Brisant ist dabei nicht nur der Vorwurf selbst, sondern auch Nieblers Umgang damit. Nachdem sie im November öffentlich versichert hatte, an einer umfassenden Aufklärung interessiert zu sein, setzte sie hinter den Kulissen offenbar auf eine andere Strategie. Vor allem die Glaubwürdigkeit der Hauptbelastungszeugin versuchte sie in Zweifel zu ziehen, um so die Aufhebung ihrer Immunität zu verhindern, die für weitere Ermittlungen notwendig wäre.

Zweifel am Verfahren – und am Ausschuss

Bei der Zeugin handelt es sich nach dpa-Informationen um eine frühere Mitarbeiterin Nieblers, die 2024 bei der Europawahl antrat, wegen ihres Listenplatzes jedoch nicht ins Parlament einzog. Unterstützer Nieblers streuten, die Frau habe sich womöglich nur deshalb bei der Staatsanwaltschaft gemeldet, weil sie darauf gehofft habe, dass Niebler durch ein Ermittlungsverfahren unter Druck ihr Mandat aufgebe und sie dann als Nachrückerin ins Parlament käme.

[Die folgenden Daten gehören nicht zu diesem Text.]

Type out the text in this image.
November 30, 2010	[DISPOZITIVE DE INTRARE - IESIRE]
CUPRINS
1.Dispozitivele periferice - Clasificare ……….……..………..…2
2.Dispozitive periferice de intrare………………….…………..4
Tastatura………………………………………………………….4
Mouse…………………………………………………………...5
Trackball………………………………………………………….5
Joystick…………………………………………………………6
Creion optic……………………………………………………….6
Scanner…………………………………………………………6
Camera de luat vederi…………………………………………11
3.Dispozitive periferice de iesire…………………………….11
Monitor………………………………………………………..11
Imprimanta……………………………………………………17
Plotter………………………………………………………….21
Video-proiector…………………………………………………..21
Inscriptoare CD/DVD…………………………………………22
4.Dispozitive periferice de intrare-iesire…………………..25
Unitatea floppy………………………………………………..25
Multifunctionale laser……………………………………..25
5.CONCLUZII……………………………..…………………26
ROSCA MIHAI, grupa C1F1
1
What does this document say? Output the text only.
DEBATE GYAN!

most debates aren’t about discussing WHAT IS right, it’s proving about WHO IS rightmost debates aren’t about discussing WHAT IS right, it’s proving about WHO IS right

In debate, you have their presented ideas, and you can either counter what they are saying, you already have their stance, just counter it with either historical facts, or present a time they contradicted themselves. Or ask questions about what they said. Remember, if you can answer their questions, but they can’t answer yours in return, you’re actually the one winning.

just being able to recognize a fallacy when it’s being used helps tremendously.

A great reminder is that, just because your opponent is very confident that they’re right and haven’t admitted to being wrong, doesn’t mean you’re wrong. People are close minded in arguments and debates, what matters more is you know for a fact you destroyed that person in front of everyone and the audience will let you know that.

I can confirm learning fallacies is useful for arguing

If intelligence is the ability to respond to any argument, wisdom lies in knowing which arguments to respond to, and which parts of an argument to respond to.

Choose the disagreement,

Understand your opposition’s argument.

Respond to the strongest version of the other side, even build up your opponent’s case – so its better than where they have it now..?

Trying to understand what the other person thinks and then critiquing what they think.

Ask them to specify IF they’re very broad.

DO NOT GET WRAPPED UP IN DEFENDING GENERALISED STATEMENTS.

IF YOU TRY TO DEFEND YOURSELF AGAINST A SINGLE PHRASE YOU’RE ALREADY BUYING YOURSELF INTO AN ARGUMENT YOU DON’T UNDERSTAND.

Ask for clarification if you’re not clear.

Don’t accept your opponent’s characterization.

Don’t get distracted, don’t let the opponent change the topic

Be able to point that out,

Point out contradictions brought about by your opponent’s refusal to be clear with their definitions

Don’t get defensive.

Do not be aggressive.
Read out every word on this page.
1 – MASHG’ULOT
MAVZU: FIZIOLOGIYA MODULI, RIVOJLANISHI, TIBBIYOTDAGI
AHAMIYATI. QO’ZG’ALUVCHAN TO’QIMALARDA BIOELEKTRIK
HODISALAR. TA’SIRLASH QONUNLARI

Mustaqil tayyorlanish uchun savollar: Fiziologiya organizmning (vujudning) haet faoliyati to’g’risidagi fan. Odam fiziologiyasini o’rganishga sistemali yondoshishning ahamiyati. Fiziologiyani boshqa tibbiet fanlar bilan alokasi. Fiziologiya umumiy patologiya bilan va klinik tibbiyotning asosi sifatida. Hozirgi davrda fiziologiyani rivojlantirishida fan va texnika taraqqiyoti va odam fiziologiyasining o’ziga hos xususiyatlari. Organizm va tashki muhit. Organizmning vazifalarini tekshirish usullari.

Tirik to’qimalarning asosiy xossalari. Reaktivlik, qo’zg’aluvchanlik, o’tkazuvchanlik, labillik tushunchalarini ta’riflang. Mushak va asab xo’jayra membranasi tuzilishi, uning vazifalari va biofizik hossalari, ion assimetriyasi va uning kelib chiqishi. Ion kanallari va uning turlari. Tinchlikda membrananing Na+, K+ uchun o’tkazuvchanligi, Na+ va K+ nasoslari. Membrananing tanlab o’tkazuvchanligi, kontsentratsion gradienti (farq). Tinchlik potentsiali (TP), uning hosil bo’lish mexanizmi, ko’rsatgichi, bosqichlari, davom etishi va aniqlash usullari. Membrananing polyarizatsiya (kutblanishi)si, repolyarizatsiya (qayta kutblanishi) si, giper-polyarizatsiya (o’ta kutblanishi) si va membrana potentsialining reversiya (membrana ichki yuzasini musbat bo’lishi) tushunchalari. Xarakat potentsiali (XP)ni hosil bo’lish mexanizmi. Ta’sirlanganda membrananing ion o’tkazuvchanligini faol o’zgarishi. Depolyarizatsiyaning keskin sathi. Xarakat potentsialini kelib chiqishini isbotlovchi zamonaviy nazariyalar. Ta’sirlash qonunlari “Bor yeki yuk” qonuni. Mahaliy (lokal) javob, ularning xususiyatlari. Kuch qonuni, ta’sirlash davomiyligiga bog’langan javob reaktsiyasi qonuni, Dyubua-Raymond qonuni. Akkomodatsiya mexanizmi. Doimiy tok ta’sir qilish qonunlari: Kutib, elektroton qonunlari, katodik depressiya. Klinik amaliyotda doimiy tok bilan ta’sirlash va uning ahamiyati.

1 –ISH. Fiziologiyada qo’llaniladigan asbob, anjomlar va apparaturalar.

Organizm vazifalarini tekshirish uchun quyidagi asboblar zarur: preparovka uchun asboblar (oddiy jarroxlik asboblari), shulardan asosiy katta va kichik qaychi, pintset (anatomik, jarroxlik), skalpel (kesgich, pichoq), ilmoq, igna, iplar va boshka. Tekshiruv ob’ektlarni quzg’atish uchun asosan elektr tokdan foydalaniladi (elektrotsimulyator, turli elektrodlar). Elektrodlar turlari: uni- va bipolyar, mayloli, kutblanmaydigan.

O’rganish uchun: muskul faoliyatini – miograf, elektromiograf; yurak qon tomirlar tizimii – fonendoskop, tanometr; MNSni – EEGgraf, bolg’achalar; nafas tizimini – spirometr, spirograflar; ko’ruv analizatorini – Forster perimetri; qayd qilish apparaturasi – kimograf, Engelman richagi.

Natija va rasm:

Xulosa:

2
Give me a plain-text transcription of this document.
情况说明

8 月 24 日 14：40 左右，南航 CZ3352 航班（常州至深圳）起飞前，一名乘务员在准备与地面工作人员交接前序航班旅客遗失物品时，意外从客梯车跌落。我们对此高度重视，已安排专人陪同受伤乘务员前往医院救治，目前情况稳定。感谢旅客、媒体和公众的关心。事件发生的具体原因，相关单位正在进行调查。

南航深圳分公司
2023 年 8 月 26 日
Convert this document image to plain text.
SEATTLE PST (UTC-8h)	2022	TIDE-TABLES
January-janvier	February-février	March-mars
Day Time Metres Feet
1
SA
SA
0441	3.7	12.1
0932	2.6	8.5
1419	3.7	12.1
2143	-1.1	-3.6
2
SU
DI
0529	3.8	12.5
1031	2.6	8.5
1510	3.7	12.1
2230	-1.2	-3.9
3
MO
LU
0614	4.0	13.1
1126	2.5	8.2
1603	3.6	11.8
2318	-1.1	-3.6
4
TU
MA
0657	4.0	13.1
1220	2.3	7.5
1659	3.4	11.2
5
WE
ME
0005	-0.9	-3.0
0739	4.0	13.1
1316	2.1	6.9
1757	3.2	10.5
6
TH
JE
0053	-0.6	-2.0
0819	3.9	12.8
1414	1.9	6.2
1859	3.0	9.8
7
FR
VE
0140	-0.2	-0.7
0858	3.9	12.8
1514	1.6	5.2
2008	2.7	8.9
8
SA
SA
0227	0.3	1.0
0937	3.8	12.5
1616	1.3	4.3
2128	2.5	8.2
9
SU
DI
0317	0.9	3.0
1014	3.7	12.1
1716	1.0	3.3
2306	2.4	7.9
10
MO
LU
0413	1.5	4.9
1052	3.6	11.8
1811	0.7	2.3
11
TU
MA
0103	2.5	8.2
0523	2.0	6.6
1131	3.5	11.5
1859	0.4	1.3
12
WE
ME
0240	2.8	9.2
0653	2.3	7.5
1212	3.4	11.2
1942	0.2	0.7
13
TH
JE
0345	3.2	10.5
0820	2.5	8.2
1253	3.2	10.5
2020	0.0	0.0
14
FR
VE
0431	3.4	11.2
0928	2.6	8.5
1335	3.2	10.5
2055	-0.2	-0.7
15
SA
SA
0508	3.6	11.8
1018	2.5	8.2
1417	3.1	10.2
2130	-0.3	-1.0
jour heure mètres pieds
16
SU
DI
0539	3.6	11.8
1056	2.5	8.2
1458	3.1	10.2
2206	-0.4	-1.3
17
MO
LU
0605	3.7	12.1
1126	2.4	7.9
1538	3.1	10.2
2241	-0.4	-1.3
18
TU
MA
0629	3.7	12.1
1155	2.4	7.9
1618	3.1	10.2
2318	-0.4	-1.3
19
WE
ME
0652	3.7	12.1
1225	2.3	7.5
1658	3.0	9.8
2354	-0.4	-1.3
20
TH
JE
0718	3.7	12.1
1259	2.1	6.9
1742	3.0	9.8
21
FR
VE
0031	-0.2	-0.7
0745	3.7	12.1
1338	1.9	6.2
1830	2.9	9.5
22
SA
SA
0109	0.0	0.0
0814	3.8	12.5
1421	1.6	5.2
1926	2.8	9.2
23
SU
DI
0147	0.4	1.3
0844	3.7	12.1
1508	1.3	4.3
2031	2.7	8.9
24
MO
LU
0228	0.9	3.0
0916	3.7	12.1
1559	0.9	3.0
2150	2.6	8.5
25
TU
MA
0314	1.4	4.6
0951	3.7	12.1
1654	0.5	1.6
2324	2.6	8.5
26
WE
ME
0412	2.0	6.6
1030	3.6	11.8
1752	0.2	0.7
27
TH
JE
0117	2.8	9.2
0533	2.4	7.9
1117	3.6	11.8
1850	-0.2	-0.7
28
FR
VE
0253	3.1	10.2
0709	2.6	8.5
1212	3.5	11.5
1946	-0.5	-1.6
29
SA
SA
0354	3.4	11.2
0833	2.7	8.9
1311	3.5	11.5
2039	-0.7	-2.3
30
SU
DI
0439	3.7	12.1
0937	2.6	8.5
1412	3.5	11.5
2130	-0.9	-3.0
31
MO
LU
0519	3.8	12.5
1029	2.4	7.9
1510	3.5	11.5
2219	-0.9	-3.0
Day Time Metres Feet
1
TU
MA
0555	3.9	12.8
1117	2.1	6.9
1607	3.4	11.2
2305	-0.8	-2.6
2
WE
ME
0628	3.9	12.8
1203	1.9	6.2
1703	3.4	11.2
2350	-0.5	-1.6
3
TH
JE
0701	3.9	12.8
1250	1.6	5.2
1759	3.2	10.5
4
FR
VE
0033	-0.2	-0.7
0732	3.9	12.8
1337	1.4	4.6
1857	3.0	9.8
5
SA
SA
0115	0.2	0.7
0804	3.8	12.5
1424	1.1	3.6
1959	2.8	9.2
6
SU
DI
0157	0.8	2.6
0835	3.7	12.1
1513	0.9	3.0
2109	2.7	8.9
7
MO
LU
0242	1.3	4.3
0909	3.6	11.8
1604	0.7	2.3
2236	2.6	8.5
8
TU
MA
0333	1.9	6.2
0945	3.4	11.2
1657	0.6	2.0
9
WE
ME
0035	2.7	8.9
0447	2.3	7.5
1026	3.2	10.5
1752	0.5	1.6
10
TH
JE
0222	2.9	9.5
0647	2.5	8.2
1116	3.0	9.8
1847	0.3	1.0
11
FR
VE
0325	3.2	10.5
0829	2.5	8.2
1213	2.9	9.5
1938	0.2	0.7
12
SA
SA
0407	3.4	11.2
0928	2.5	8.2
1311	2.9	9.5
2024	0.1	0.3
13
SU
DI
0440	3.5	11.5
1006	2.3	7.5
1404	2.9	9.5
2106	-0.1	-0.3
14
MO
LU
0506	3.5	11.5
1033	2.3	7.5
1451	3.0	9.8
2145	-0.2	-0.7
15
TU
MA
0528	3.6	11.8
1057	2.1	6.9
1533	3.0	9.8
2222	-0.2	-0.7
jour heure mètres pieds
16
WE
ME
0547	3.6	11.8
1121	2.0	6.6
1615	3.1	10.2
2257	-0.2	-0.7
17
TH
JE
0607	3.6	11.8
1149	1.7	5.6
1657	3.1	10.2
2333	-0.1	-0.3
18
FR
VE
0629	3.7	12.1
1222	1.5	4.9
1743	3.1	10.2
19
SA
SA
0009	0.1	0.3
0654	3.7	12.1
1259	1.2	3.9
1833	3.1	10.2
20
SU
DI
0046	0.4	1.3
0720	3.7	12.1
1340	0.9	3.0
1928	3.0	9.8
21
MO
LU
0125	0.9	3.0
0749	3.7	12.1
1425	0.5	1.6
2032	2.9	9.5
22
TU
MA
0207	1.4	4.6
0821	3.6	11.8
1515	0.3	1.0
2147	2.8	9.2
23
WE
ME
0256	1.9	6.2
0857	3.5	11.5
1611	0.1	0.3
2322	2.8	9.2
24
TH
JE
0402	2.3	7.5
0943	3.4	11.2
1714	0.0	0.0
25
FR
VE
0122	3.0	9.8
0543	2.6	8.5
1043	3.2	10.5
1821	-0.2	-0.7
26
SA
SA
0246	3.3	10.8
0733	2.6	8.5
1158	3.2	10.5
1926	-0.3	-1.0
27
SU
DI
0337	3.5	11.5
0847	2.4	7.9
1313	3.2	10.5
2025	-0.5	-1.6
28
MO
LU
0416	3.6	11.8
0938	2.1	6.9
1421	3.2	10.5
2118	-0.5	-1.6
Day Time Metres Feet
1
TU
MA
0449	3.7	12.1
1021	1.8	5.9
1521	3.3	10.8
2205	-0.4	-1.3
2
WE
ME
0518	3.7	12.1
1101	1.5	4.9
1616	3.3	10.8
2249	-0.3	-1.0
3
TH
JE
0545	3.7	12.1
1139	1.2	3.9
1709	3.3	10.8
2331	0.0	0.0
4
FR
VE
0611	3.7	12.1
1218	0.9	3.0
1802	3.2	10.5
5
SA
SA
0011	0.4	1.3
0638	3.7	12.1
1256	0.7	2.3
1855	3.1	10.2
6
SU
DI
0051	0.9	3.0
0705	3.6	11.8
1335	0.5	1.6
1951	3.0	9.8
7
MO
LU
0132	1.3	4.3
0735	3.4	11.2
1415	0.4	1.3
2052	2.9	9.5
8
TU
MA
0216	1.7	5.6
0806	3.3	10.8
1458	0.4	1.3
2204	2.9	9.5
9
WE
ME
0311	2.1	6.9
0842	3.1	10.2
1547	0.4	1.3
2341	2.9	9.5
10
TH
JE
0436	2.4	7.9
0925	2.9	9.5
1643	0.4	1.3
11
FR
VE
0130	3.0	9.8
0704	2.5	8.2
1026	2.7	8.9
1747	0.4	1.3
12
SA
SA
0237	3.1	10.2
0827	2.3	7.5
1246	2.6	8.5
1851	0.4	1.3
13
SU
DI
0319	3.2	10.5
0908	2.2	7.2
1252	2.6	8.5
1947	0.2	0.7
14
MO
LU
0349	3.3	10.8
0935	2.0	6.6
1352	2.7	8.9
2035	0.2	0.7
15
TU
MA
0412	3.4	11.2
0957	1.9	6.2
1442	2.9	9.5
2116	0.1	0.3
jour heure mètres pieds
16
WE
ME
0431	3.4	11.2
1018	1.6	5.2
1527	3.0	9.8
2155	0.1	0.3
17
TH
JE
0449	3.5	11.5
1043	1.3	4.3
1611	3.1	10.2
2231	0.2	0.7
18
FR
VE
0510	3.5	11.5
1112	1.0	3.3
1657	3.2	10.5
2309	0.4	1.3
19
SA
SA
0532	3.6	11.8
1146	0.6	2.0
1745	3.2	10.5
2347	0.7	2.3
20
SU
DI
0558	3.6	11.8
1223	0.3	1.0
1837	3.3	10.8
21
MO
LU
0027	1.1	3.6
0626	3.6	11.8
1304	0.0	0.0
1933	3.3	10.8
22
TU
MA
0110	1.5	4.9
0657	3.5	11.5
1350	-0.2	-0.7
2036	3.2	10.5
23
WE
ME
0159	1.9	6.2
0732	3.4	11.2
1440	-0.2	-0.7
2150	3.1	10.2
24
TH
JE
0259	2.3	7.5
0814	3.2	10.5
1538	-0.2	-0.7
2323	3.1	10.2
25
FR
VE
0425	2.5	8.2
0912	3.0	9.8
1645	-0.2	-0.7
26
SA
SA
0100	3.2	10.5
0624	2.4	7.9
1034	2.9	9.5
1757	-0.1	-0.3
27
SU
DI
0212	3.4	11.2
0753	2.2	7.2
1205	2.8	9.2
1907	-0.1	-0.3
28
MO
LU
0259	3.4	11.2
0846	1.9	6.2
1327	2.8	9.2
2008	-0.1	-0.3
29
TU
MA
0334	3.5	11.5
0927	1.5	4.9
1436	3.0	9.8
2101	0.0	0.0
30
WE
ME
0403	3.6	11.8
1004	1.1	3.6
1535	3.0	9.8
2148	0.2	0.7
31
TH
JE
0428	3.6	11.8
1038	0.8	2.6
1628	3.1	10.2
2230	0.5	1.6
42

Aus Parlamentskreisen hieß es, der Antrag der Staatsanwaltschaft sei teilweise ungenau gewesen, zudem habe es den Verdacht gegeben, das Verfahren sei aus politischen Gründen angestrengt worden, um der Münchnerin zu schaden. Für die EUStA ist die Empfehlung des Ausschusses ein Rückschlag, sie hat sich zum Ziel gesetzt, allen Hinweisen auf mögliche Straftaten zum Nachteil der finanziellen Interessen der EU umfassend nachzugehen.

Kritiker der Entscheidung sehen das Vorgehen des Ausschusses jedoch selbst als problematisch an: Nach dpa-Informationen schöpfte der Ausschuss nicht alle Möglichkeiten aus, bei der Staatsanwaltschaft zusätzliche Informationen anzufordern. Zudem wurden der Staatsanwaltschaft Dokumente vorgelegt, die als Beweismaterial dienen könnten. Pikant ist überdies, dass Niebler selbst stellvertretendes Mitglied des Rechtsausschusses ist. Kritiker befürchten nun, in der Öffentlichkeit könnte der Eindruck entstehen, die Entscheidung sei nicht auf Grundlage einer umfassenden Prüfung aller verfügbaren Informationen getroffen worden.